I mondiali di calcio in Sud Africa erano già partiti con delle premesse interessanti. Una lunga retorica sull’Africa con punte di melenso umanitarismo e terzomondismo ben condito da un’innaffiatura di luoghi comuni abbondante.
Scacciata immediatamente l’immagine e il suono delle parole del presidente della Rai Garimberti che si vantava di trasmettere 24 partite su 64 (sic!) delle quali alcune in HD, con un “ottimo HD” (doppio sic!) e altre amenità varie e nel frattempo c’è chi si ingegna, su siti pieni di banner pubblicitari anche equivoci e spyware autoinstallanti da paura per vedere le partite in streaming senza farsi salassare da Sky, ecco che il mondiale quatto quatto inizia.
Ma torniamo al principio: i tormentoni.
Il primo tormentone sono i termini che i radiocronisti, i commentatori e i giornalisti in genere ci propinano ogni due secondi e che fanno parte del vocabolario di questa competizione internazionale in terra sudafricana.
“Bafana bafana”, incitamento ai ragazzi della nazionale sudafricana che viene citato fino a provocare reflussi gastrici incontrollabili. E’ incredibile come la pochezza dei commentatori Rai non possa fare a meno di utilizzare questo termine senza soluzione di continuità. “Waka waka” invece è l’inno dei mondiali cantato da Shakira e molto probabilmente copiato o perlomeno stranamente simile ad un altro motivo africano. E poi, last but not least, le “vuvuzela”, ovvero quelle trombette da stadio che fanno un rumore paragonabile solo a quello di una zanzara che vola nel padiglione auricolare in una notte d’estate a 40 gradi. Le trombette che già fanno da sottofondo alle risibili telecronache delle partite come se non ci fosse modo, nel 2010, di equalizzare l’audio in modo da attenuarle, occupano anche un quarto delle citazioni del cronista stesso e dei suoi ospiti. E’ obbligatorio citare ossessivamente queste trombette infernali? E con tanto gusto? Almeno si potrebbe variare e ogni tanto chiamarle con il loro nome alternativo “lepatata” che è anche più simpatico ed evocativo di cose più gustose.
Questo per quanto riguarda il vocabolario, invece per tornare al terzomondismo da quattro soldi ci dobbiamo sorbire tutti i luoghi comuni più “pelosi” su Mandela, Mamma Africa, il Safari, l’amore per il calcio giocato a piedi nudi, l’apartheid, l’elefante che gioca a pallone, le danze tribali.

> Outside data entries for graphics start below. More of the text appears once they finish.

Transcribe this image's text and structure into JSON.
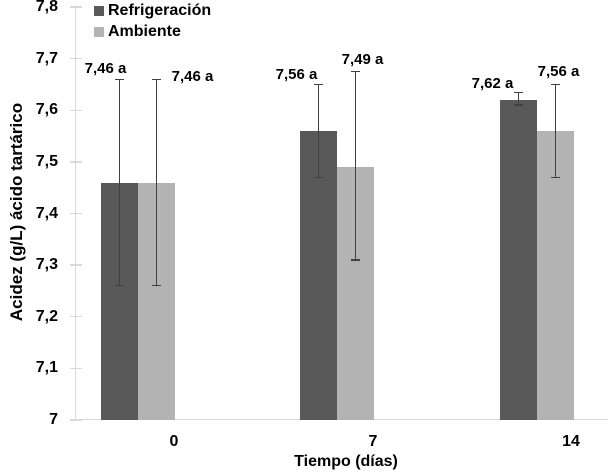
{
  "chart_data": {
    "type": "bar",
    "title": "",
    "xlabel": "Tiempo (días)",
    "ylabel": "Acidez (g/L) ácido tartárico",
    "categories": [
      "0",
      "7",
      "14"
    ],
    "ylim": [
      7,
      7.8
    ],
    "grid": false,
    "legend_position": "top-left-two-rows",
    "background_color": "#ffffff",
    "axis_color": "#d9d9d9",
    "error_bar_color": "#404040",
    "y_ticks": [
      {
        "label": "7,8",
        "value": 7.8
      },
      {
        "label": "7,7",
        "value": 7.7
      },
      {
        "label": "7,6",
        "value": 7.6
      },
      {
        "label": "7,5",
        "value": 7.5
      },
      {
        "label": "7,4",
        "value": 7.4
      },
      {
        "label": "7,3",
        "value": 7.3
      },
      {
        "label": "7,2",
        "value": 7.2
      },
      {
        "label": "7,1",
        "value": 7.1
      },
      {
        "label": "7",
        "value": 7.0
      }
    ],
    "series": [
      {
        "name": "Refrigeración",
        "color": "#595959",
        "values": [
          7.46,
          7.56,
          7.62
        ],
        "labels": [
          "7,46 a",
          "7,56 a",
          "7,62 a"
        ],
        "error_top": [
          7.66,
          7.65,
          7.635
        ],
        "error_bottom": [
          7.26,
          7.47,
          7.61
        ]
      },
      {
        "name": "Ambiente",
        "color": "#b3b3b3",
        "values": [
          7.46,
          7.49,
          7.56
        ],
        "labels": [
          "7,46 a",
          "7,49 a",
          "7,56 a"
        ],
        "error_top": [
          7.66,
          7.675,
          7.65
        ],
        "error_bottom": [
          7.26,
          7.31,
          7.47
        ]
      }
    ]
  }
}
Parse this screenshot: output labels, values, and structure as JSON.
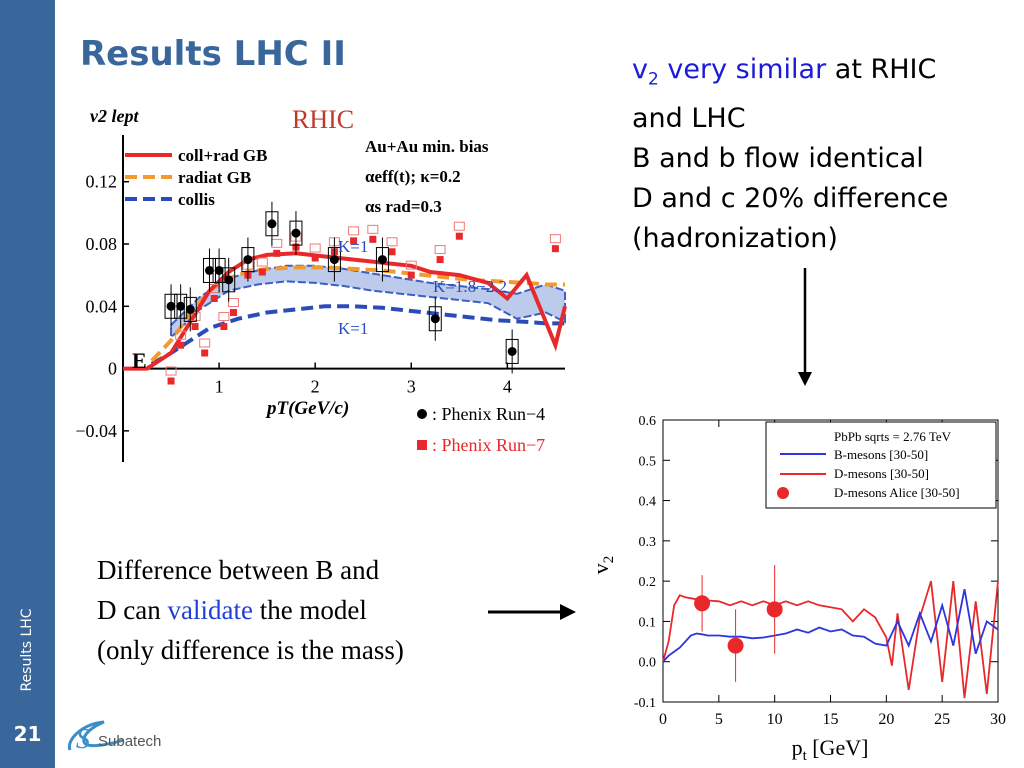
{
  "sidebar": {
    "section_label": "Results LHC",
    "page_number": "21"
  },
  "title": "Results LHC II",
  "logo": {
    "text": "Subatech",
    "mark": "S"
  },
  "notes": {
    "v": "v",
    "v_sub": "2",
    "very_similar": "very similar",
    "rest1": "at RHIC",
    "line2": "and LHC",
    "line3": "B and b flow identical",
    "line4": "D and c 20% difference",
    "line5": "(hadronization)"
  },
  "caption": {
    "line1": "Difference between B and",
    "line2_pre": "D can",
    "line2_blue": "validate",
    "line2_post": "the model",
    "line3": "(only difference is the mass)"
  },
  "colors": {
    "sidebar": "#3a679b",
    "title": "#3a679b",
    "highlight_blue": "#1a1adb",
    "red": "#e8282a",
    "orange": "#f39a2c",
    "dark_blue": "#2b4bb8"
  },
  "chart_data": [
    {
      "type": "line",
      "panel_tag": "RHIC",
      "panel_letter": "E",
      "ylabel": "v2 lept",
      "xlabel": "pT(GeV/c)",
      "xticks": [
        "1",
        "2",
        "3",
        "4"
      ],
      "yticks": [
        "0",
        "0.04",
        "0.08",
        "0.12",
        "−0.04"
      ],
      "xlim": [
        0,
        4.6
      ],
      "ylim": [
        -0.06,
        0.15
      ],
      "legend": {
        "lines": [
          "coll+rad GB",
          "radiat GB",
          "collis"
        ],
        "params": [
          "Au+Au min. bias",
          "αeff(t); κ=0.2",
          "αs rad=0.3"
        ],
        "markers": [
          ": Phenix Run−4",
          ": Phenix Run−7"
        ]
      },
      "annotations": [
        "K=1",
        "K=1.8−2.2",
        "K=1"
      ],
      "series": [
        {
          "name": "coll+rad GB",
          "color": "#e8282a",
          "x": [
            0,
            0.25,
            0.5,
            0.7,
            0.9,
            1.1,
            1.3,
            1.5,
            1.8,
            2.1,
            2.4,
            2.7,
            3.0,
            3.2,
            3.5,
            3.8,
            4.0,
            4.2,
            4.4,
            4.5,
            4.6
          ],
          "y": [
            0,
            0,
            0.01,
            0.03,
            0.05,
            0.062,
            0.07,
            0.073,
            0.074,
            0.072,
            0.07,
            0.068,
            0.066,
            0.062,
            0.06,
            0.055,
            0.045,
            0.06,
            0.03,
            0.015,
            0.04
          ]
        },
        {
          "name": "radiat GB",
          "color": "#f39a2c",
          "x": [
            0.3,
            0.5,
            0.7,
            0.9,
            1.1,
            1.3,
            1.5,
            1.8,
            2.1,
            2.4,
            2.7,
            3.0,
            3.3,
            3.6,
            3.9,
            4.2,
            4.4,
            4.6
          ],
          "y": [
            0.005,
            0.018,
            0.035,
            0.05,
            0.058,
            0.062,
            0.064,
            0.065,
            0.065,
            0.064,
            0.063,
            0.061,
            0.059,
            0.057,
            0.056,
            0.055,
            0.054,
            0.054
          ]
        },
        {
          "name": "collis",
          "color": "#2b4bb8",
          "x": [
            0.3,
            0.5,
            0.7,
            0.9,
            1.2,
            1.5,
            1.8,
            2.1,
            2.4,
            2.7,
            3.0,
            3.3,
            3.6,
            3.9,
            4.2,
            4.4,
            4.6
          ],
          "y": [
            0.003,
            0.01,
            0.018,
            0.026,
            0.032,
            0.036,
            0.038,
            0.04,
            0.04,
            0.039,
            0.037,
            0.035,
            0.033,
            0.031,
            0.03,
            0.029,
            0.029
          ]
        },
        {
          "name": "K=1.8−2.2 band",
          "color": "#3c5fc4",
          "x": [
            0.5,
            0.8,
            1.1,
            1.4,
            1.7,
            2.0,
            2.3,
            2.6,
            2.9,
            3.2,
            3.5,
            3.8,
            4.1,
            4.4,
            4.6
          ],
          "y_low": [
            0.02,
            0.038,
            0.05,
            0.054,
            0.056,
            0.055,
            0.053,
            0.05,
            0.048,
            0.046,
            0.044,
            0.042,
            0.032,
            0.036,
            0.03
          ],
          "y_high": [
            0.028,
            0.046,
            0.058,
            0.063,
            0.066,
            0.066,
            0.064,
            0.061,
            0.058,
            0.055,
            0.053,
            0.051,
            0.048,
            0.054,
            0.05
          ]
        },
        {
          "name": "Phenix Run-4",
          "color": "#000000",
          "x": [
            0.5,
            0.6,
            0.7,
            0.9,
            1.0,
            1.1,
            1.3,
            1.55,
            1.8,
            2.2,
            2.7,
            3.25,
            4.05
          ],
          "y": [
            0.04,
            0.04,
            0.038,
            0.063,
            0.063,
            0.057,
            0.07,
            0.093,
            0.087,
            0.07,
            0.07,
            0.032,
            0.011
          ]
        },
        {
          "name": "Phenix Run-7",
          "color": "#e8282a",
          "x": [
            0.5,
            0.6,
            0.75,
            0.85,
            0.95,
            1.05,
            1.15,
            1.3,
            1.45,
            1.6,
            1.8,
            2.0,
            2.2,
            2.4,
            2.6,
            2.8,
            3.0,
            3.3,
            3.5,
            4.5
          ],
          "y": [
            -0.008,
            0.015,
            0.027,
            0.01,
            0.045,
            0.027,
            0.036,
            0.06,
            0.062,
            0.074,
            0.078,
            0.071,
            0.075,
            0.082,
            0.083,
            0.075,
            0.06,
            0.07,
            0.085,
            0.077
          ]
        }
      ]
    },
    {
      "type": "line",
      "title": "PbPb sqrts = 2.76 TeV",
      "xlabel": "pt [GeV]",
      "ylabel": "v2",
      "xlim": [
        0,
        30
      ],
      "ylim": [
        -0.1,
        0.6
      ],
      "xticks": [
        "0",
        "5",
        "10",
        "15",
        "20",
        "25",
        "30"
      ],
      "yticks": [
        "-0.1",
        "0.0",
        "0.1",
        "0.2",
        "0.3",
        "0.4",
        "0.5",
        "0.6"
      ],
      "legend": {
        "position": "top-right"
      },
      "series": [
        {
          "name": "B-mesons [30-50]",
          "color": "#2b35e0",
          "x": [
            0,
            0.5,
            1,
            1.5,
            2,
            2.5,
            3,
            3.5,
            4,
            5,
            6,
            7,
            8,
            9,
            10,
            11,
            12,
            13,
            14,
            15,
            16,
            17,
            18,
            19,
            20,
            21,
            22,
            23,
            24,
            25,
            26,
            27,
            28,
            29,
            30
          ],
          "y": [
            0,
            0.015,
            0.025,
            0.035,
            0.05,
            0.065,
            0.07,
            0.068,
            0.065,
            0.065,
            0.062,
            0.062,
            0.058,
            0.06,
            0.065,
            0.07,
            0.08,
            0.072,
            0.085,
            0.075,
            0.08,
            0.065,
            0.062,
            0.045,
            0.04,
            0.1,
            0.04,
            0.12,
            0.05,
            0.14,
            0.04,
            0.18,
            0.02,
            0.1,
            0.08
          ]
        },
        {
          "name": "D-mesons [30-50]",
          "color": "#e8282a",
          "x": [
            0,
            0.5,
            1,
            1.5,
            2,
            3,
            4,
            5,
            6,
            7,
            8,
            9,
            10,
            11,
            12,
            13,
            14,
            15,
            16,
            17,
            18,
            19,
            20,
            20.5,
            21,
            22,
            23,
            24,
            25,
            26,
            27,
            28,
            29,
            30
          ],
          "y": [
            0,
            0.05,
            0.14,
            0.165,
            0.16,
            0.155,
            0.152,
            0.15,
            0.14,
            0.15,
            0.14,
            0.15,
            0.14,
            0.15,
            0.14,
            0.15,
            0.14,
            0.135,
            0.13,
            0.1,
            0.13,
            0.11,
            0.06,
            -0.01,
            0.12,
            -0.07,
            0.11,
            0.2,
            -0.05,
            0.2,
            -0.09,
            0.15,
            -0.08,
            0.2
          ]
        },
        {
          "name": "D-mesons Alice [30-50]",
          "color": "#e8282a",
          "x": [
            3.5,
            6.5,
            10
          ],
          "y": [
            0.145,
            0.04,
            0.13
          ],
          "yerr": [
            0.07,
            0.09,
            0.11
          ]
        }
      ]
    }
  ]
}
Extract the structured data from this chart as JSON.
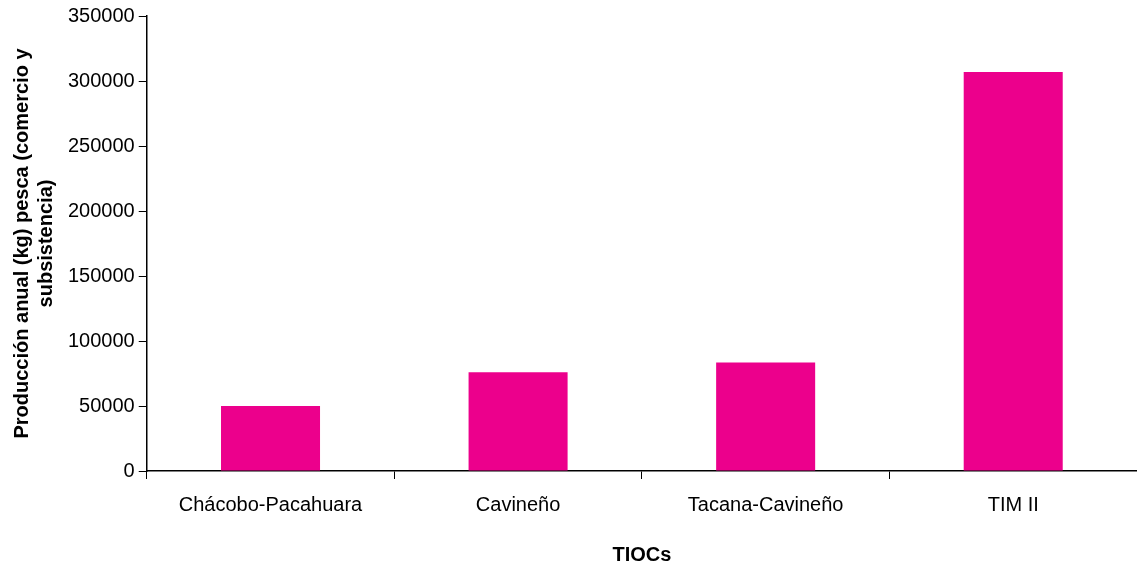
{
  "chart_data": {
    "type": "bar",
    "xlabel": "TIOCs",
    "ylabel": "Producción anual (kg) pesca (comercio y subsistencia)",
    "categories": [
      "Chácobo-Pacahuara",
      "Cavineño",
      "Tacana-Cavineño",
      "TIM II"
    ],
    "values": [
      50000,
      76000,
      83500,
      307000
    ],
    "color": "#ec008c",
    "ylim": [
      0,
      350000
    ],
    "yticks": [
      0,
      50000,
      100000,
      150000,
      200000,
      250000,
      300000,
      350000
    ],
    "grid": false,
    "legend": false
  }
}
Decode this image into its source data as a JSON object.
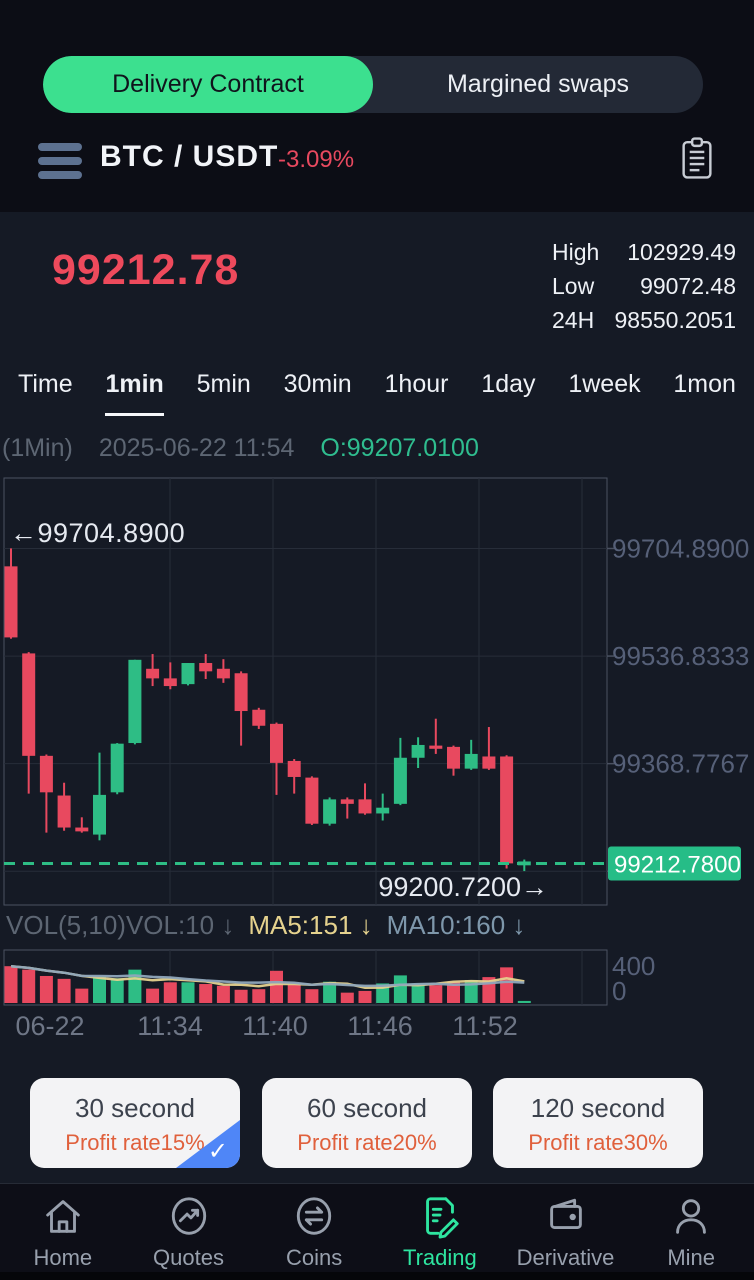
{
  "colors": {
    "accent_green": "#3ce08f",
    "candle_up": "#2ebd85",
    "candle_down": "#e8495f",
    "badge_green": "#26bd87",
    "price_red": "#ee4a5c",
    "profit_orange": "#e0603c",
    "selected_blue": "#4f86f7",
    "axis_gray": "#566078",
    "ma5_yellow": "#e5d28e",
    "ma10_blue": "#8fa6ba"
  },
  "segmented": {
    "left": "Delivery Contract",
    "right": "Margined swaps"
  },
  "header": {
    "pair": "BTC / USDT",
    "change": "-3.09%"
  },
  "ticker": {
    "price": "99212.78",
    "high_label": "High",
    "high": "102929.49",
    "low_label": "Low",
    "low": "99072.48",
    "range_label": "24H",
    "range": "98550.2051"
  },
  "timeframes": {
    "items": [
      "Time",
      "1min",
      "5min",
      "30min",
      "1hour",
      "1day",
      "1week",
      "1mon"
    ],
    "active": "1min"
  },
  "chart_info": {
    "period": "(1Min)",
    "datetime": "2025-06-22 11:54",
    "open": "O:99207.0100"
  },
  "indicator_row": {
    "vol": "VOL(5,10)VOL:10 ↓",
    "ma5": "MA5:151 ↓",
    "ma10": "MA10:160 ↓"
  },
  "chart_data": {
    "type": "candlestick",
    "title": "BTC/USDT 1min candles with volume",
    "x_labels": [
      "06-22",
      "11:34",
      "11:40",
      "11:46",
      "11:52"
    ],
    "y_tick_labels": [
      "99704.8900",
      "99536.8333",
      "99368.7767"
    ],
    "y_grid_prices": [
      99704.89,
      99536.8333,
      99368.7767,
      99200.72
    ],
    "price_top": 99815,
    "price_bottom": 99148,
    "current_price": 99212.78,
    "current_price_label": "99212.7800",
    "max_annotation": "←99704.8900",
    "min_annotation": "99200.7200→",
    "candles": [
      [
        99677,
        99705,
        99564,
        99566
      ],
      [
        99541,
        99543,
        99322,
        99381
      ],
      [
        99381,
        99383,
        99261,
        99324
      ],
      [
        99319,
        99339,
        99264,
        99269
      ],
      [
        99269,
        99285,
        99261,
        99263
      ],
      [
        99258,
        99386,
        99249,
        99320
      ],
      [
        99324,
        99401,
        99321,
        99400
      ],
      [
        99401,
        99531,
        99399,
        99531
      ],
      [
        99517,
        99540,
        99490,
        99502
      ],
      [
        99502,
        99527,
        99485,
        99490
      ],
      [
        99493,
        99526,
        99491,
        99526
      ],
      [
        99526,
        99540,
        99501,
        99513
      ],
      [
        99517,
        99532,
        99495,
        99502
      ],
      [
        99510,
        99513,
        99397,
        99451
      ],
      [
        99453,
        99456,
        99423,
        99428
      ],
      [
        99431,
        99433,
        99320,
        99370
      ],
      [
        99373,
        99376,
        99322,
        99348
      ],
      [
        99347,
        99349,
        99273,
        99275
      ],
      [
        99275,
        99316,
        99272,
        99313
      ],
      [
        99313,
        99316,
        99283,
        99306
      ],
      [
        99313,
        99338,
        99289,
        99291
      ],
      [
        99291,
        99322,
        99280,
        99300
      ],
      [
        99306,
        99409,
        99304,
        99378
      ],
      [
        99378,
        99410,
        99362,
        99398
      ],
      [
        99397,
        99439,
        99384,
        99392
      ],
      [
        99395,
        99397,
        99350,
        99361
      ],
      [
        99361,
        99406,
        99359,
        99384
      ],
      [
        99380,
        99426,
        99359,
        99361
      ],
      [
        99380,
        99382,
        99205,
        99213
      ],
      [
        99210,
        99219,
        99201,
        99216
      ]
    ],
    "volume": {
      "ylim": [
        0,
        400
      ],
      "tick_labels": [
        "400",
        "0"
      ],
      "values": [
        320,
        290,
        235,
        210,
        125,
        230,
        215,
        290,
        125,
        180,
        180,
        165,
        150,
        115,
        120,
        280,
        160,
        120,
        185,
        90,
        105,
        170,
        240,
        170,
        155,
        185,
        200,
        225,
        310,
        18
      ]
    }
  },
  "profit_buttons": [
    {
      "title": "30 second",
      "subtitle": "Profit rate15%",
      "selected": true
    },
    {
      "title": "60 second",
      "subtitle": "Profit rate20%",
      "selected": false
    },
    {
      "title": "120 second",
      "subtitle": "Profit rate30%",
      "selected": false
    }
  ],
  "nav": {
    "items": [
      {
        "label": "Home",
        "icon": "home-icon"
      },
      {
        "label": "Quotes",
        "icon": "quotes-icon"
      },
      {
        "label": "Coins",
        "icon": "coins-icon"
      },
      {
        "label": "Trading",
        "icon": "trading-icon"
      },
      {
        "label": "Derivative",
        "icon": "derivative-icon"
      },
      {
        "label": "Mine",
        "icon": "mine-icon"
      }
    ],
    "active": "Trading"
  }
}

Tutto bello, bellissimo folklore, ma l’Africa vista in una sua porzione (non dimentichiamo che il Sud Africa è uno degli stati economicamente messi meglio e alcune città che non hanno nulla da invidiare dal punto di vista urbanistico a cittadine europee) e sotto la lente dei mondiali di calcio non è l’Africa vera o perlomeno non è l’Africa tutta.
Sarà la pochezza della nostra Nazionale (e in vero anche le altre “grandi” non hanno dato molto spettacolo), che spinge a divagazioni filantropiche o disquisizioni circa l’aerodinamicità del pallone sgusciante o le trombette frastornanti ma viene voglia di mettere l’audio delle partite a zero e godersi i colori, i sorrisi e le lacrime dei tifosi che quelli sì, alla fine, sono uno spettacolo che merita anche l’alta definizione.